Dana hibah atau bansos
ini diberikan ke yayasan/lembaga yang direkomendasikan atau diusulkan oleh
masing-masing anggota dewan untuk konstituen di daerah pemilihannnya.
Namun, dalam faktanya,
pemberian dana hibah atau bansos ini tidak murni untuk kepentingan
yayasan/lembaga penerima hibah dan bansos. Dana hibah dan bansos, berdasarkan
fakta yang terjadi selama ini, dipotong oleh orang yang memperjuangan dana
hibah/bansos tersebut. Hal ini menjadi kekhawatiran sejumlah pihak bahwa jatah
hibah dan bansos untuk masing-masing anggota DPRD Banten hanya sekadar modus
untuk merampok APBD Banten.
Dimas menjelaskan, jatah
proyek anggota dewan tersebut ada yang dikemas dalam paket program air bersih
untuk masyarakat berpenghasilan rendah. Program ini dibuat dalam bentuk program
pembangunan MCK yang berada di DSDAP Provinsi Banten.
Pada tahun 2014,
nilainya mencapai Rp 35 miliar untuk pembangunan penyaluran air bersih dan
pembuatan MCK. Pada tahun anggaran 2015, nilainya bertambah cukup besar yakni
mencapai Rp 90 miliar.
Mafia APBD, Berdasarkan
hasil investigasi SP, masing-masing anggota dewan memungut fee sebesar 10-15
persen dari jatah proyek yang ada.
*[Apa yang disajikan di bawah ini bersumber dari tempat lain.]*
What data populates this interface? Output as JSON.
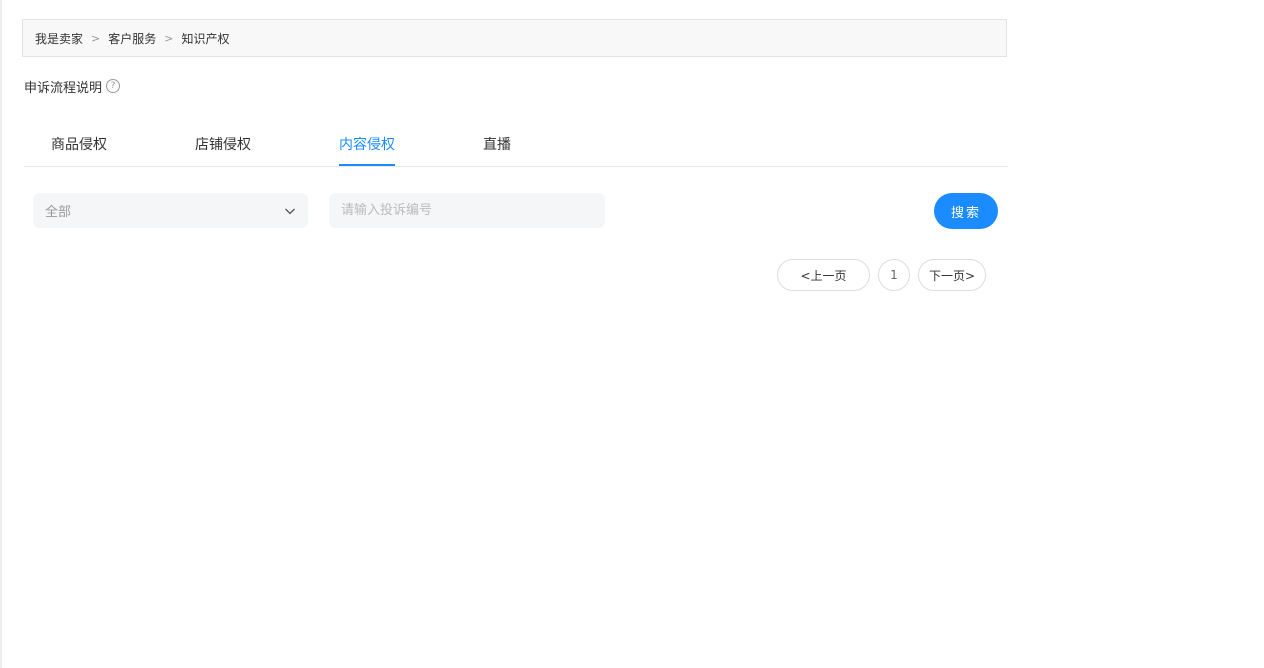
{
  "breadcrumb": {
    "items": [
      "我是卖家",
      "客户服务",
      "知识产权"
    ],
    "separator": ">"
  },
  "process_link": {
    "label": "申诉流程说明",
    "help_icon": "?"
  },
  "tabs": [
    {
      "label": "商品侵权",
      "active": false
    },
    {
      "label": "店铺侵权",
      "active": false
    },
    {
      "label": "内容侵权",
      "active": true
    },
    {
      "label": "直播",
      "active": false
    }
  ],
  "filter": {
    "select_value": "全部",
    "search_placeholder": "请输入投诉编号",
    "search_value": "",
    "search_button": "搜索"
  },
  "pagination": {
    "prev": "<上一页",
    "current_page": "1",
    "next": "下一页>"
  },
  "colors": {
    "accent": "#1a8cff",
    "input_bg": "#f5f6f8",
    "breadcrumb_bg": "#f8f8f8"
  }
}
Total jatah proyek buat 85 anggota DPRD
Banten pada APBD 2015 mencapai sekitar Rp 200 miliar lebih,“ Ini merupakan
praktik mafia APBD. Hal seperti ini harus diusut oleh aparat penegak hokum “
Ucap Dimas.
Menurutnya, jatah proyek
anggota dewan tersebut, ada yang dalam bentuk paket yang nilainya Rp 2 miliar,
Rp 3 miliar hingga Rp 5 miliar, yang dititipkan ke SKPD. Agar bisa mengendalikan
proyek tersebut, anggota dewan akan bermain di tingkat ULP dan LPSE sehingga
perusahaan yang direkomendasikannya bisa memenangkan lelang atau tender proyek
tersebut.
Dimas menegaskan,
pembagian jatah proyek dan dana hibah/bansos bagi anggota DPRD Banten merupakan
tindak pidana korupsi. Karena itu, menurut Dimas, anggota DPRD Banten harus
diseret ke proses hukum.
Dimas menegaskan, dalam
UU Nomor 23 Tahun 2014 tentang Pemerintah Daerah, khususnya pada pasal 108,
poin e, i dan j ditegaskan bahwa anggota DPRD provinsi berkewajiban
memperjuangkan peningkatan kesejahteraan rakyat; menyerap dan menghimpun
aspirasi konstituen melalui kunjungan kerja secara berkala; menampung dan
menindaklanjuti aspirasi dan pengaduan masyarakat,“ Kalau anggota DPRD Banten
periode 2014-2019 berdalih bahwa pembagian jatah proyek itu merupakan aspirasi
masyarakat, sangat mudah dipatahkan. Kapan mereka reses dan menyerap aspirasi
konstituen " Katanya.
Penyerapan aspirasi
untuk perencanaan pembangunan itu dilakukan melalui Musyawarah Rencana
Pembangunan (Musrembang) yang melibatkan banyak pihak mulai dari tingkat
kecamatan, kabupaten/kota hingga tingkat provinsi," Kami juga sudah
melakukan kroscek ke sejumlah SKPD di Pemprov Banten bahwa jatah proyek itu
memang sengaja dialokasikan untuk anggota dewan, bukan untuk kepentingan
masyarakat. Masing-masing anggota dewan akan menarik fee maksimal 15 persen
dari jatah proyek yang dititipkan di sejumlah SKPD tersebut ” Tegas Dimas.
Sementara terkait dana
hibah dan bansos, Dimas menegaskan, yayasan/lembaga atau organisasi penerima
dana hibah dan bansos yang direkomendasikan oleh anggota dewan itu perlu
diverifikasi terlebih dahulu. Sebab, kasus dana hibah dan bansos selama ini
banyak yang fiktif. Secara administratif, yayasan/lembaganya ada, namun ketika
diverifikasi ke lapangan ternyata tidak ada.
Selain itu,
lembaga/yayasan penerimanya ada, namun dana hibah/bansos yang diterima tidak
utuh, dipotong oleh oknum yang merekomendasikan dana hibah tersebut. Namun,
ironisnya, penerima dana hibah dan bansos dituntut untuk membuat laporan
pertanggungjawaban secara utuh.
Tanggapan Ketua DPRD, Sementara
itu, Ketua DPRD Banten Asep Rahmatullah mengakui bahwa pihaknya memiliki paket
proyek MCK di DSDAP Banten sekitar belasan lebih paket dengan total nilai Rp 2
miliar,“ Yah benar, proyek MCK tersebut merupakan kegiatan aspirasi dewan.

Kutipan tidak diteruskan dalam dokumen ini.